In Protocol Politics, Laura DeNardis showed to what extent protocol adoption, particularly of IPv6, is the site where “markets meet protocols” (DeNardis, 2009, p. 227). She argues that changes in architecture imply changes in power arrangements; one could add that changing power arrangements repeatedly engender changes in architecture.

To analyze information and communication technologies and the so-called “new media,” particularly those that are based on the Internet, software studies, critical code studies and cyberinfrastructure studies have recently responded to the challenge of inter-disciplinarity (Fuller, 2008), drawing on past studies in the sociology of technology and science that have explored the social and political qualities of infrastructure (Star, 1999).
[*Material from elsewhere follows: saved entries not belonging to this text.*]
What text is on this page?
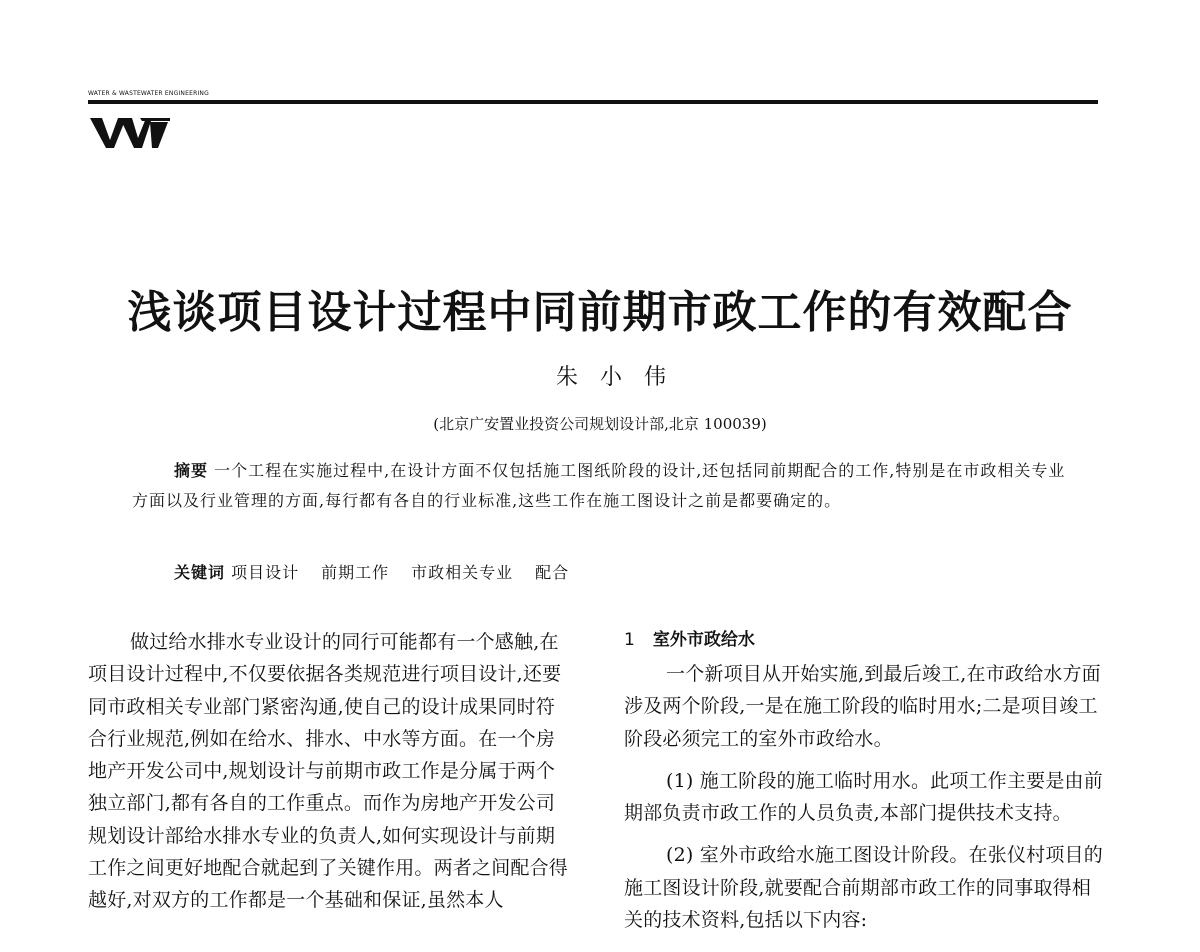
WATER & WASTEWATER ENGINEERING
浅谈项目设计过程中同前期市政工作的有效配合
朱小伟
(北京广安置业投资公司规划设计部,北京 100039)
摘要 一个工程在实施过程中,在设计方面不仅包括施工图纸阶段的设计,还包括同前期配合的工作,特别是在市政相关专业方面以及行业管理的方面,每行都有各自的行业标准,这些工作在施工图设计之前是都要确定的。
关键词 项目设计 前期工作 市政相关专业 配合

做过给水排水专业设计的同行可能都有一个感触,在项目设计过程中,不仅要依据各类规范进行项目设计,还要同市政相关专业部门紧密沟通,使自己的设计成果同时符合行业规范,例如在给水、排水、中水等方面。在一个房地产开发公司中,规划设计与前期市政工作是分属于两个独立部门,都有各自的工作重点。而作为房地产开发公司规划设计部给水排水专业的负责人,如何实现设计与前期工作之间更好地配合就起到了关键作用。两者之间配合得越好,对双方的工作都是一个基础和保证,虽然本人

1 室外市政给水

一个新项目从开始实施,到最后竣工,在市政给水方面涉及两个阶段,一是在施工阶段的临时用水;二是项目竣工阶段必须完工的室外市政给水。

(1) 施工阶段的施工临时用水。此项工作主要是由前期部负责市政工作的人员负责,本部门提供技术支持。

(2) 室外市政给水施工图设计阶段。在张仪村项目的施工图设计阶段,就要配合前期部市政工作的同事取得相关的技术资料,包括以下内容:
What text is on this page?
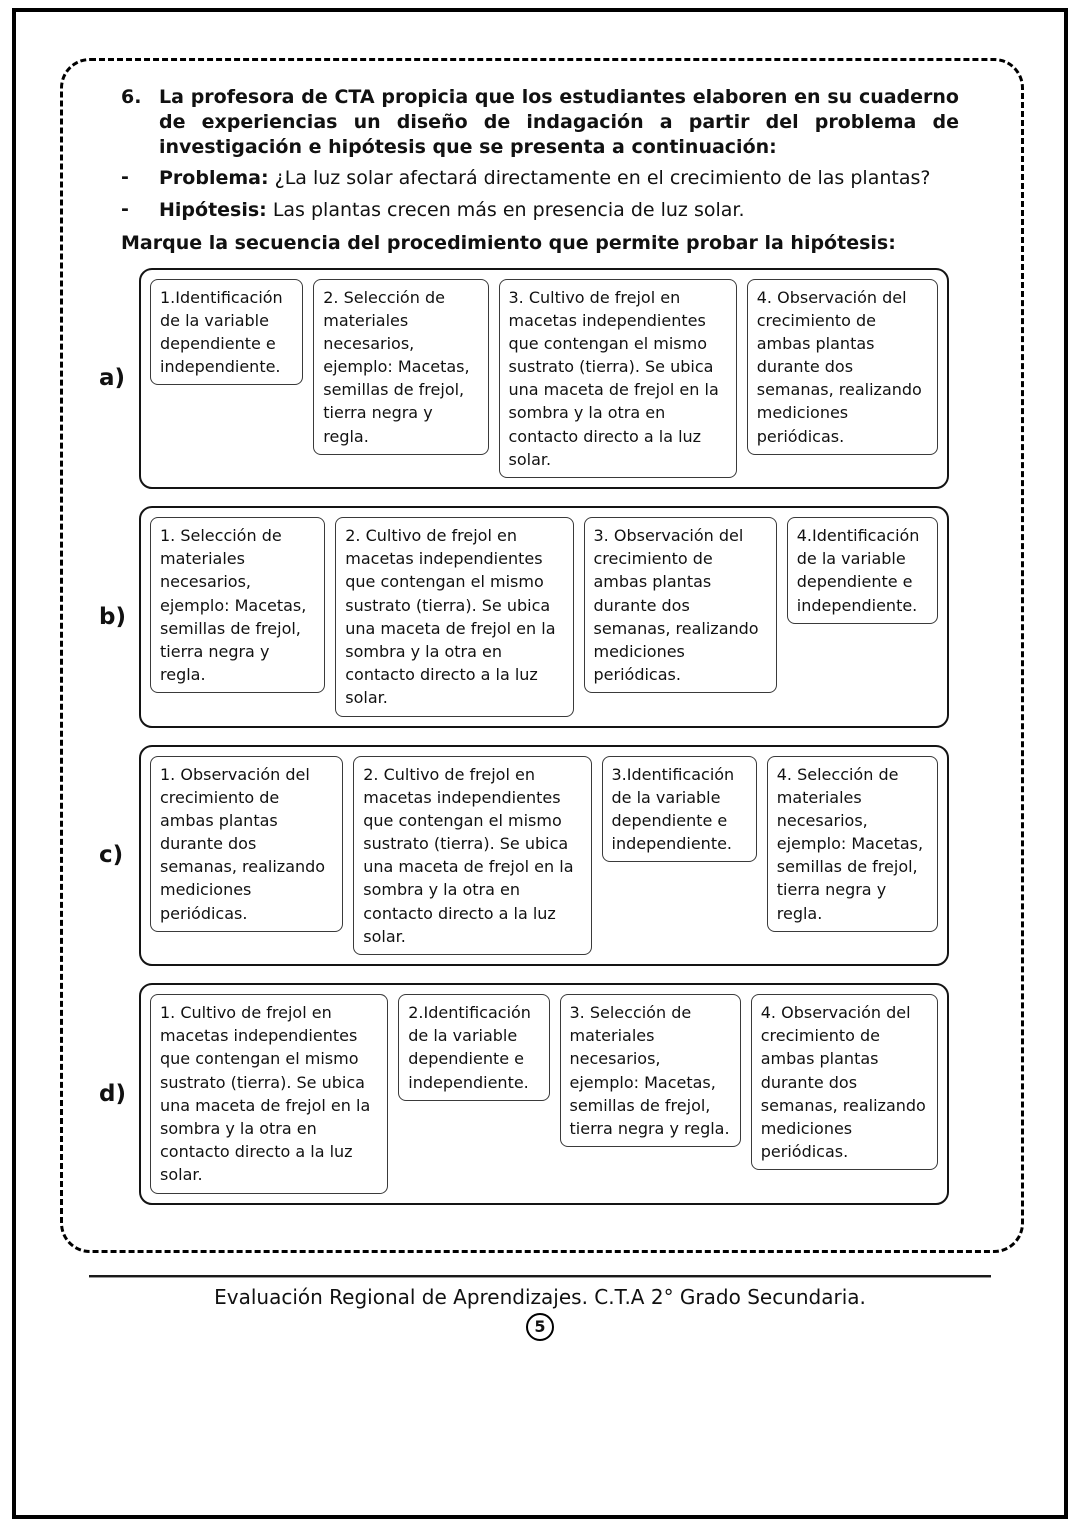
6. La profesora de CTA propicia que los estudiantes elaboren en su cuaderno de experiencias un diseño de indagación a partir del problema de investigación e hipótesis que se presenta a continuación:
-	Problema: ¿La luz solar afectará directamente en el crecimiento de las plantas?
-	Hipótesis: Las plantas crecen más en presencia de luz solar.
Marque la secuencia del procedimiento que permite probar la hipótesis:
a)
1.Identificación de la variable dependiente e independiente.
2. Selección de materiales necesarios, ejemplo: Macetas, semillas de frejol, tierra negra y regla.
3. Cultivo de frejol en macetas independientes que contengan el mismo sustrato (tierra). Se ubica una maceta de frejol en la sombra y la otra en contacto directo a la luz solar.
4. Observación del crecimiento de ambas plantas durante dos semanas, realizando mediciones periódicas.
b)
1. Selección de materiales necesarios, ejemplo: Macetas, semillas de frejol, tierra negra y regla.
2. Cultivo de frejol en macetas independientes que contengan el mismo sustrato (tierra). Se ubica una maceta de frejol en la sombra y la otra en contacto directo a la luz solar.
3. Observación del crecimiento de ambas plantas durante dos semanas, realizando mediciones periódicas.
4.Identificación de la variable dependiente e independiente.
c)
1. Observación del crecimiento de ambas plantas durante dos semanas, realizando mediciones periódicas.
2. Cultivo de frejol en macetas independientes que contengan el mismo sustrato (tierra). Se ubica una maceta de frejol en la sombra y la otra en contacto directo a la luz solar.
3.Identificación de la variable dependiente e independiente.
4. Selección de materiales necesarios, ejemplo: Macetas, semillas de frejol, tierra negra y regla.
d)
1. Cultivo de frejol en macetas independientes que contengan el mismo sustrato (tierra). Se ubica una maceta de frejol en la sombra y la otra en contacto directo a la luz solar.
2.Identificación de la variable dependiente e independiente.
3. Selección de materiales necesarios, ejemplo: Macetas, semillas de frejol, tierra negra y regla.
4. Observación del crecimiento de ambas plantas durante dos semanas, realizando mediciones periódicas.
Evaluación Regional de Aprendizajes. C.T.A 2° Grado Secundaria.
5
Elsewhere, some authors operating at the crossroads of computer science, sociology, law, and Science and Technology Studies (STS), have shown that innovative methodological approaches and studies on network architectures, integrating the connection between these and networked practices, are possible (Agre, 2003; Braman, 2011; Elkin-Koren, 2006; Star & Bowker, 2002). Modifications in architecture have not only causes, but also consequences, that are economic, political and social, and it is the constant interaction between these issues that is put into question in any discussion of net neutrality. These considerations cannot be separated from those of the uses and practices taking place daily on the Web, and from the power relations at work in the Internet economy.